Bad grades for U.S. Navy shipyards: "75% of planned maintenance periods were completed late for aircraft carriers and submarines in FY 2015-2019, with an average delay of 113 days for carriers and 225 days for submarines," the GAO writes in a new report.
The two main causes for the delays: "Unplanned work that is identified after maintenance planning is finished, and shipyard workforce performance and capacity. As a result, the Navy relies on the excessive use of overtime to attempt to address these issues."

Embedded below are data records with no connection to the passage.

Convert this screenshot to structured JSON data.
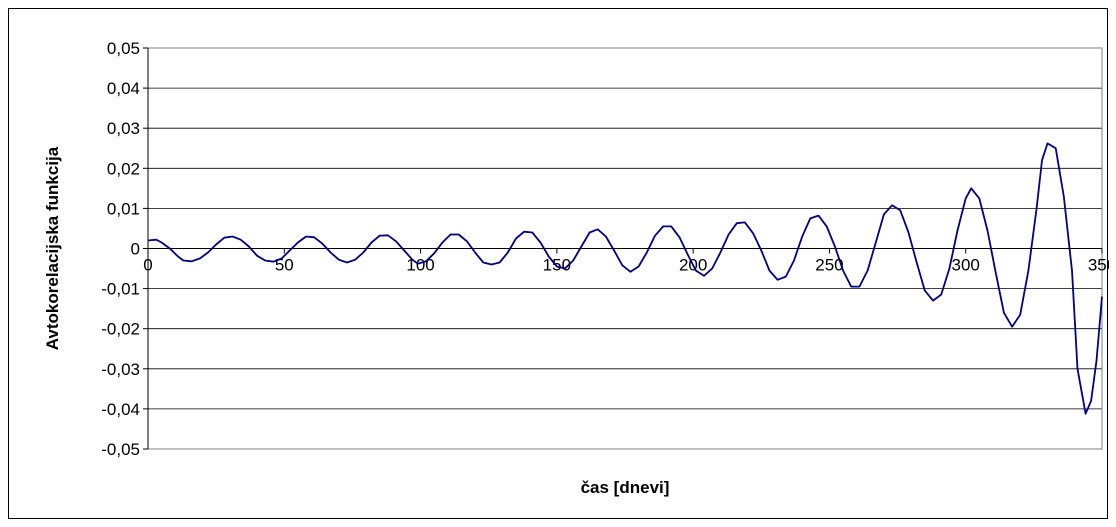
{
  "chart_data": {
    "type": "line",
    "title": "",
    "xlabel": "čas [dnevi]",
    "ylabel": "Avtokorelacijska funkcija",
    "xlim": [
      0,
      350
    ],
    "ylim": [
      -0.05,
      0.05
    ],
    "x_ticks": [
      "0",
      "50",
      "100",
      "150",
      "200",
      "250",
      "300",
      "350"
    ],
    "y_ticks": [
      "0,05",
      "0,04",
      "0,03",
      "0,02",
      "0,01",
      "0",
      "-0,01",
      "-0,02",
      "-0,03",
      "-0,04",
      "-0,05"
    ],
    "grid": "horizontal",
    "legend": "none",
    "series": [
      {
        "color": "#000080",
        "points": [
          [
            0,
            0.002
          ],
          [
            3,
            0.0022
          ],
          [
            5,
            0.0015
          ],
          [
            8,
            0.0
          ],
          [
            11,
            -0.002
          ],
          [
            13,
            -0.003
          ],
          [
            16,
            -0.0032
          ],
          [
            19,
            -0.0025
          ],
          [
            22,
            -0.001
          ],
          [
            25,
            0.001
          ],
          [
            28,
            0.0027
          ],
          [
            31,
            0.003
          ],
          [
            34,
            0.0022
          ],
          [
            37,
            0.0005
          ],
          [
            40,
            -0.0018
          ],
          [
            43,
            -0.003
          ],
          [
            46,
            -0.0033
          ],
          [
            49,
            -0.0025
          ],
          [
            52,
            -0.0005
          ],
          [
            55,
            0.0015
          ],
          [
            58,
            0.003
          ],
          [
            61,
            0.0028
          ],
          [
            64,
            0.0012
          ],
          [
            67,
            -0.001
          ],
          [
            70,
            -0.0028
          ],
          [
            73,
            -0.0035
          ],
          [
            76,
            -0.0028
          ],
          [
            79,
            -0.001
          ],
          [
            82,
            0.0015
          ],
          [
            85,
            0.0032
          ],
          [
            88,
            0.0033
          ],
          [
            91,
            0.0018
          ],
          [
            94,
            -0.0005
          ],
          [
            97,
            -0.0028
          ],
          [
            99,
            -0.0038
          ],
          [
            102,
            -0.0032
          ],
          [
            105,
            -0.0012
          ],
          [
            108,
            0.0015
          ],
          [
            111,
            0.0035
          ],
          [
            114,
            0.0035
          ],
          [
            117,
            0.0018
          ],
          [
            120,
            -0.001
          ],
          [
            123,
            -0.0035
          ],
          [
            126,
            -0.004
          ],
          [
            129,
            -0.0035
          ],
          [
            132,
            -0.001
          ],
          [
            135,
            0.0025
          ],
          [
            138,
            0.0042
          ],
          [
            141,
            0.004
          ],
          [
            144,
            0.0015
          ],
          [
            147,
            -0.002
          ],
          [
            150,
            -0.0045
          ],
          [
            153,
            -0.005
          ],
          [
            156,
            -0.003
          ],
          [
            159,
            0.0005
          ],
          [
            162,
            0.004
          ],
          [
            165,
            0.0048
          ],
          [
            168,
            0.003
          ],
          [
            171,
            -0.0005
          ],
          [
            174,
            -0.0042
          ],
          [
            177,
            -0.0058
          ],
          [
            180,
            -0.0045
          ],
          [
            183,
            -0.001
          ],
          [
            186,
            0.0032
          ],
          [
            189,
            0.0055
          ],
          [
            192,
            0.0055
          ],
          [
            195,
            0.0028
          ],
          [
            198,
            -0.0015
          ],
          [
            201,
            -0.0055
          ],
          [
            204,
            -0.0068
          ],
          [
            207,
            -0.005
          ],
          [
            210,
            -0.001
          ],
          [
            213,
            0.0035
          ],
          [
            216,
            0.0063
          ],
          [
            219,
            0.0065
          ],
          [
            222,
            0.0038
          ],
          [
            225,
            -0.0005
          ],
          [
            228,
            -0.0055
          ],
          [
            231,
            -0.0078
          ],
          [
            234,
            -0.007
          ],
          [
            237,
            -0.003
          ],
          [
            240,
            0.003
          ],
          [
            243,
            0.0075
          ],
          [
            246,
            0.0082
          ],
          [
            249,
            0.0055
          ],
          [
            252,
            0.0005
          ],
          [
            255,
            -0.0055
          ],
          [
            258,
            -0.0095
          ],
          [
            261,
            -0.0095
          ],
          [
            264,
            -0.0055
          ],
          [
            267,
            0.0015
          ],
          [
            270,
            0.0085
          ],
          [
            273,
            0.0108
          ],
          [
            276,
            0.0095
          ],
          [
            279,
            0.004
          ],
          [
            282,
            -0.0035
          ],
          [
            285,
            -0.0105
          ],
          [
            288,
            -0.013
          ],
          [
            291,
            -0.0115
          ],
          [
            294,
            -0.005
          ],
          [
            297,
            0.0045
          ],
          [
            300,
            0.0125
          ],
          [
            302,
            0.015
          ],
          [
            305,
            0.0125
          ],
          [
            308,
            0.0045
          ],
          [
            311,
            -0.006
          ],
          [
            314,
            -0.016
          ],
          [
            317,
            -0.0195
          ],
          [
            320,
            -0.0165
          ],
          [
            323,
            -0.0055
          ],
          [
            326,
            0.01
          ],
          [
            328,
            0.022
          ],
          [
            330,
            0.0262
          ],
          [
            333,
            0.025
          ],
          [
            336,
            0.013
          ],
          [
            339,
            -0.0055
          ],
          [
            341,
            -0.03
          ],
          [
            344,
            -0.0412
          ],
          [
            346,
            -0.038
          ],
          [
            348,
            -0.028
          ],
          [
            350,
            -0.012
          ]
        ]
      }
    ]
  }
}
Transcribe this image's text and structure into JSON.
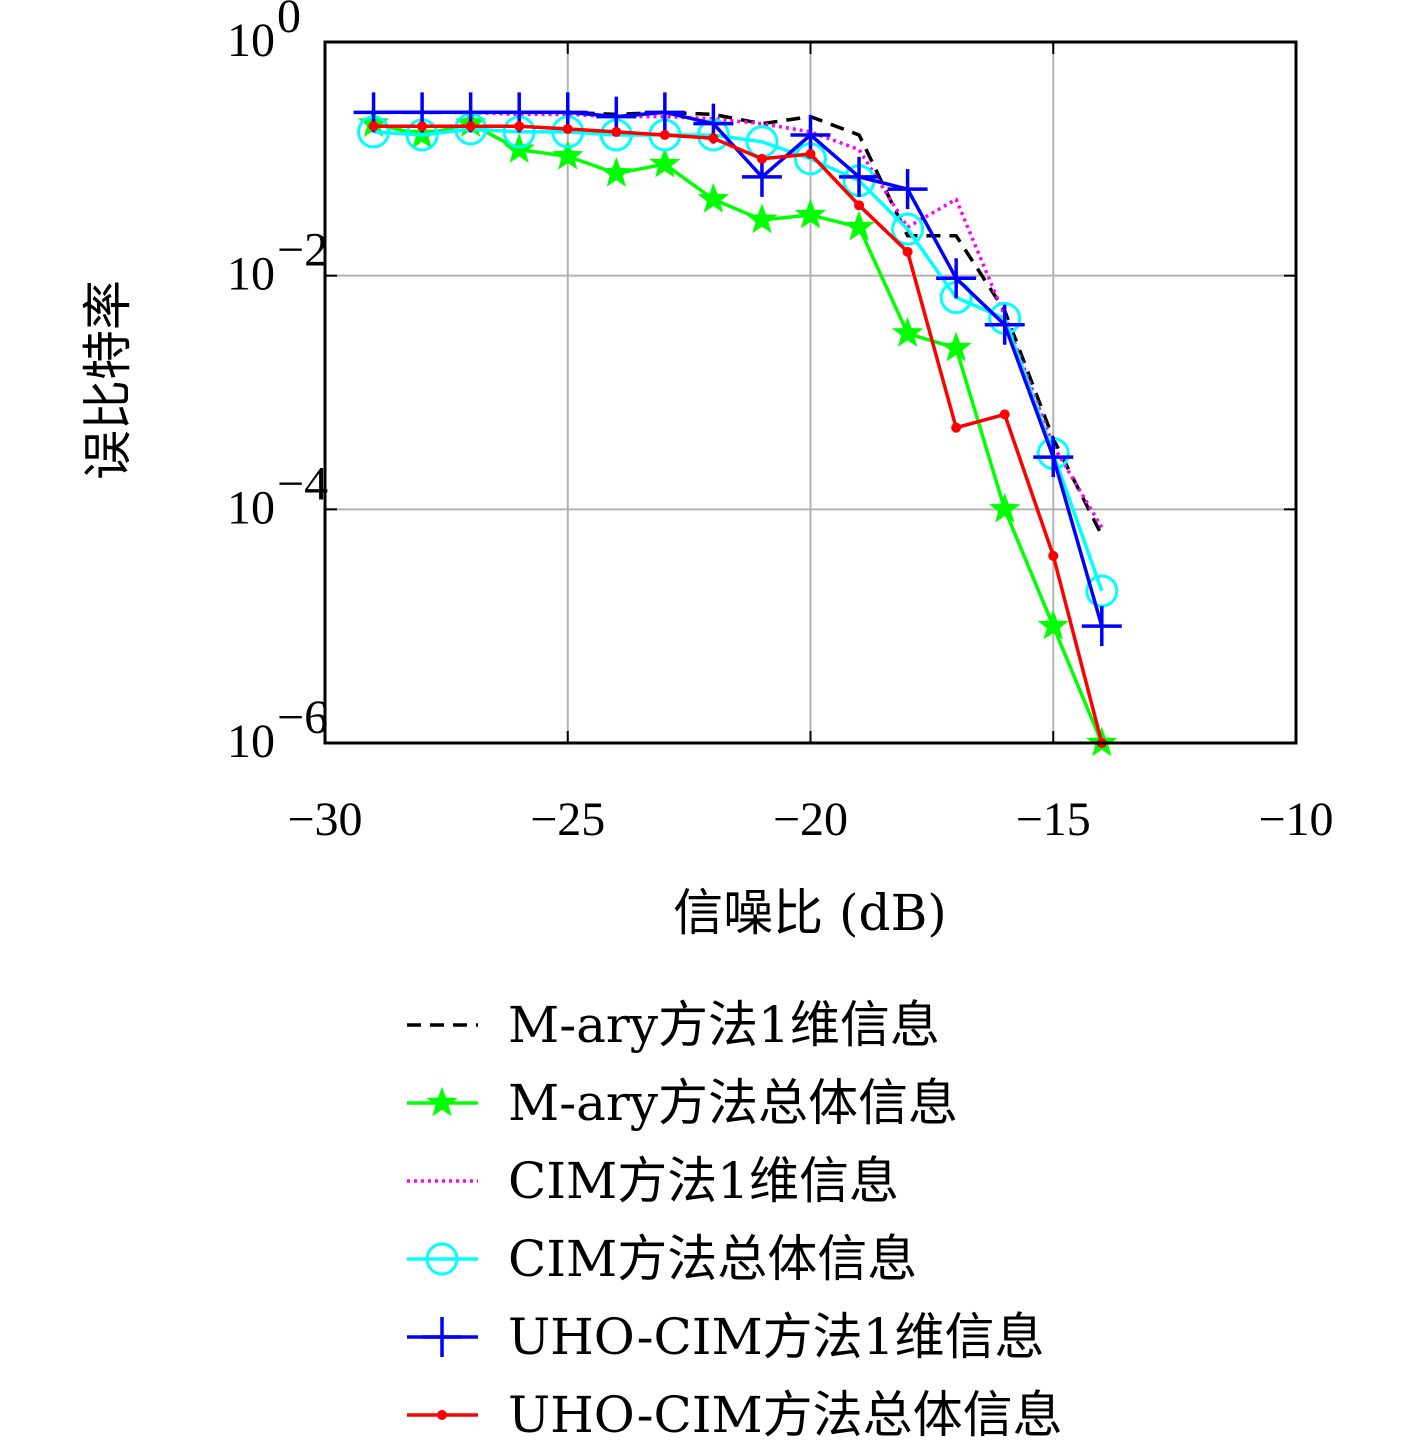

Apropos of nothing: Russian mercs really don’t like being watched. Bellingcat has uncovered internal Wagner documents that show a CNN team was intentionally harassed and followed throughout its reporting trip on Russian mercenaries in Central African Republic.
And don’t miss our podcast on the Wagner group from earlier this year, here

And finally today, from the Steve Bannon indictment: Someone appears to have used border wall money to buy a boat that’s named “Warfighter,” the New York Times Evan Hill noticed Thursday on Twitter.
ICYMI: Bannon was arrested by inspectors from the U.S. Postal Service — with an assist from the Coast Guard — while cruising the Long Island Sound, near Connecticut, in a $28 million mega yacht called “Lady May.” Read the local coverage from the Hartford Courant, here.
And Vox reminds us:Yes, the post office can arrest people.

Have a safe weekend, everyone. And we’ll see you again on Monday!